Ohio State is in the process of revising websites and program materials to accurately reflect compliance with the law. While this work occurs, language referencing protected class status or other activities prohibited by Ohio Senate Bill 1 may still appear in some places. However, all programs and activities are being administered in compliance with federal and state law.

Seminar: Rebecka Jornsten

Statistics Seminar
September 26, 2008
All Day
Cockins Hall (CH), Room 240

Title

Multi-Level Mixture Models and Simultaneous Model Selection via Rate-Distortion Theory, with Applications to Clustering and Significance Analysis of Gene Expression Data

Speaker

Rebecka Jornsten, Rutgers University

Abstract

The analysis of gene expression data present many challenges that can be formulated as model selection problems. In model-based clustering, we group genes that exhibit similar expression profiles across experimental conditions. To allow for direct and objective inference of the clustering outcome, we need to determine a sparse representation of each cluster; between which experimental conditions does the cluster expression profile truly differ? Model selection in clustering is combinatorial in the number of clusters and the number of experimental conditions, and thus presents a computationally challenging task. We introduce a simultaneous approach to subset model selection, which draws on results from rate-distortion theory. The rate-distortion formulation allows us to turn the combinatorial model selection into a fast and simple line search. Furthermore, by considering each gene as its own cluster, the simultaneous selection framework extends to significance analysis of differential expression. We can thus determine not only if a gene is differentially expressed, but also which are the disciminatory experimental conditions.

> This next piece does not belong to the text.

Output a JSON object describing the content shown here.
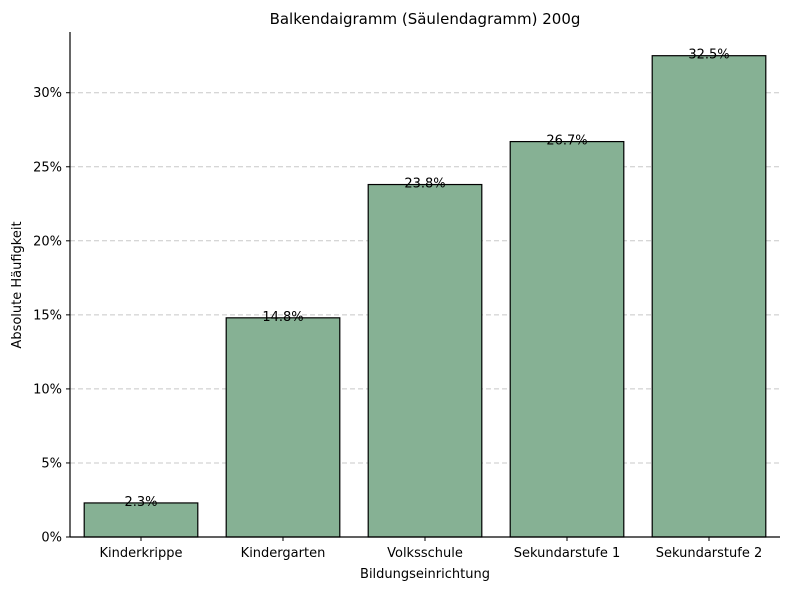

These days, data often have a complex structure, and the clustering techniques we apply should reflect this. We introduce multi-level mixture models to address this issue. The multi-level framework can incorporate multiple distance metrics into clustering simultaneously, and be used to analyze multi-factor experiments. Multi-level mixture models extend model selection in clustering to between-cluster comparisons, and can constitute a substantial savings of model parameters, allowing for more clusters to be detected than with standard clustering techniques.

Meet the speaker in Room 212 Cockins Hall at 4:30 p.m. Refreshments will be served.